Many of you many already feel very comfortable using the big social networks that dominate the U.S. market, but have you ever thought about social networking in other countries? You may have heard of a WeChat? It’s a social network dominant in China. Have you ever wondered how it works? One of my very smart and talented students, Fann Liu, has created a quick little video to explain it.
There are many cool features which our trusty Facebook, Twitter, LinkedIn, Snapchat, Google+ (ahem), and YouTube should consider to enhance the user experience on each of these platforms. Let me tell you about some of them here:
WeChat Features You Might Enjoy
- Message Recall – On WeChat, you can recall a message you’ve sent within 2 minutes. This could be very useful if you send something by mistake. Remember that text you sent to our Mom which was actually meant for your new love? That could have been saved with a recall button.
- Sending Money – We have this on Facebook and Snapchat, yet very few people are using it yet. Do you use it? And, what do you use it for?
- QR Code Connecting – It’s on Snapchat, but it seems easier to use on WeChat.
- Chat Groups – You can chat with up to 500 people at the same time. Yes, 500! That’s a lot! This may be similar to a live video on Facebook, Instagram or Periscope. Furthermore, it could also be reminiscent of the days of listservs and forums, but it seems like an excellent way to communicate with large groups of people. Think about inviting people to events and forming social movements.
- Easy Privacy Settings – Moments, like stories on Snapchat, and now Instagram and Facebook, don’t have to be shared with everyone. You can easily block and allow any selection of friends to view your content.

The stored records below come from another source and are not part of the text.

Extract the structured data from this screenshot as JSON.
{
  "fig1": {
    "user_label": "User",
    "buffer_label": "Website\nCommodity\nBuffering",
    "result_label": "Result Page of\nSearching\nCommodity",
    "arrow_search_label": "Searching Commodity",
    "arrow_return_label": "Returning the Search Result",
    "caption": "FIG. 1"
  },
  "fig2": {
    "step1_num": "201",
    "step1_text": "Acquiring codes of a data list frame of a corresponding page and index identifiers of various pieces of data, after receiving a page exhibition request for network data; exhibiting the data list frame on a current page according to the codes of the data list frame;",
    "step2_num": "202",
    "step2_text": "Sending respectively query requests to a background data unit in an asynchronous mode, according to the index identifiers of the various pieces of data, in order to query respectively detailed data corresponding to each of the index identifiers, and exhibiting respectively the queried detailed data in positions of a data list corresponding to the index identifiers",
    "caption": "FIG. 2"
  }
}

- English Version – There is an English version of WeChat, but it only includes about one fifth of the features available on the Chinese version. Wow! Are you experiencing any FOMO (Fear of Missing Out) yet? Download the iPhone app here.

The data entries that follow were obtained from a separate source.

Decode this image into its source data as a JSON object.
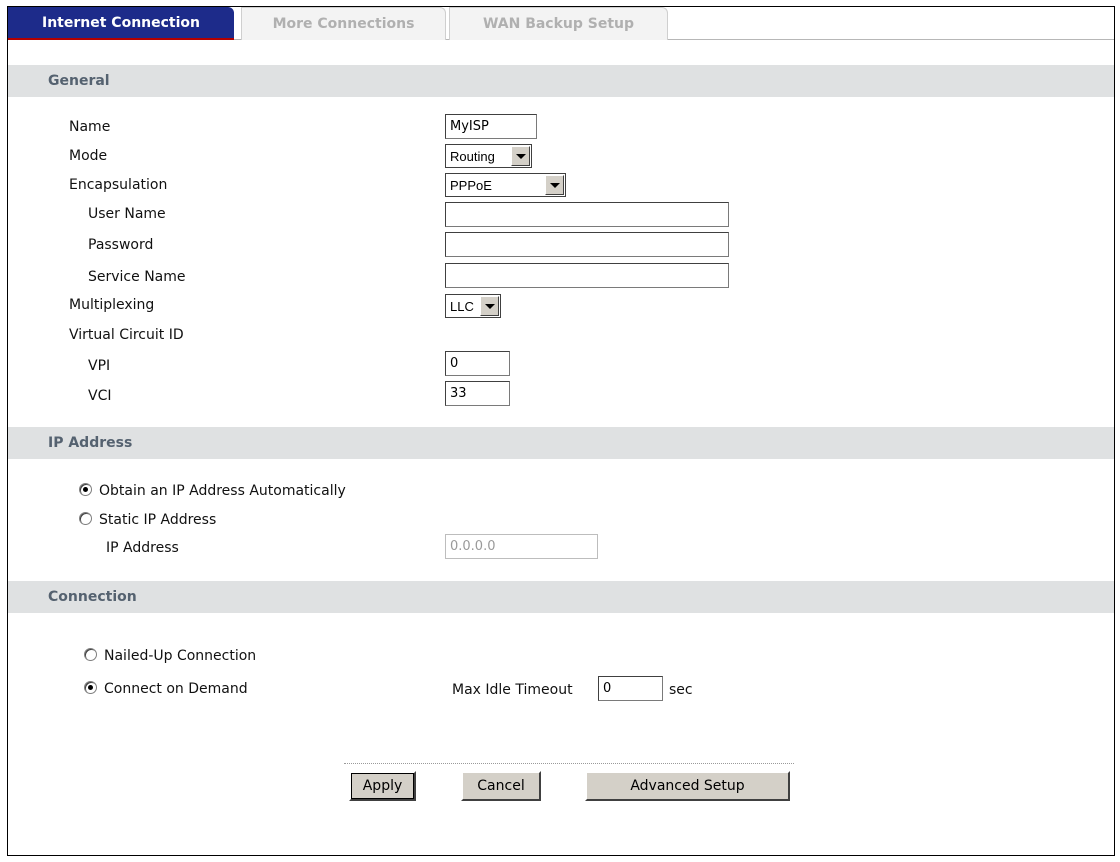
{
  "tabs": [
    {
      "label": "Internet Connection",
      "active": true
    },
    {
      "label": "More Connections",
      "active": false
    },
    {
      "label": "WAN Backup Setup",
      "active": false
    }
  ],
  "general": {
    "title": "General",
    "name_label": "Name",
    "name_value": "MyISP",
    "mode_label": "Mode",
    "mode_value": "Routing",
    "encapsulation_label": "Encapsulation",
    "encapsulation_value": "PPPoE",
    "username_label": "User Name",
    "username_value": "",
    "password_label": "Password",
    "password_value": "",
    "service_label": "Service Name",
    "service_value": "",
    "multiplexing_label": "Multiplexing",
    "multiplexing_value": "LLC",
    "vcid_label": "Virtual Circuit ID",
    "vpi_label": "VPI",
    "vpi_value": "0",
    "vci_label": "VCI",
    "vci_value": "33"
  },
  "ip_address": {
    "title": "IP Address",
    "auto_label": "Obtain an IP Address Automatically",
    "static_label": "Static IP Address",
    "ip_label": "IP Address",
    "ip_value": "0.0.0.0",
    "selected": "auto"
  },
  "connection": {
    "title": "Connection",
    "nailed_label": "Nailed-Up Connection",
    "demand_label": "Connect on Demand",
    "timeout_label": "Max Idle Timeout",
    "timeout_value": "0",
    "timeout_unit": "sec",
    "selected": "demand"
  },
  "buttons": {
    "apply": "Apply",
    "cancel": "Cancel",
    "advanced": "Advanced Setup"
  }
}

- Payment Features – WeChat enables multiple forms of payment and many businesses in East Asia are connected to WeChat. This allows you to pay via the app and QR codes. I’m betting Facebook and Snapchat would love for people to start using their apps for payments. Afterall, when something helps me with my money, it is extremely valuable to me.
Where do we go from here?
As with many technologies, we in the U.S.A. may not be at the forefront of all advancements. I believe it’s crucial to stay informed about what people in other countries are doing especially on their mobile devices, because we’re in a time of prolific innovation in the mobile space. If we remain open-minded to cultural differences and technological progress in other countries, we can push the bounds of our own apps, websites, and businesses processes.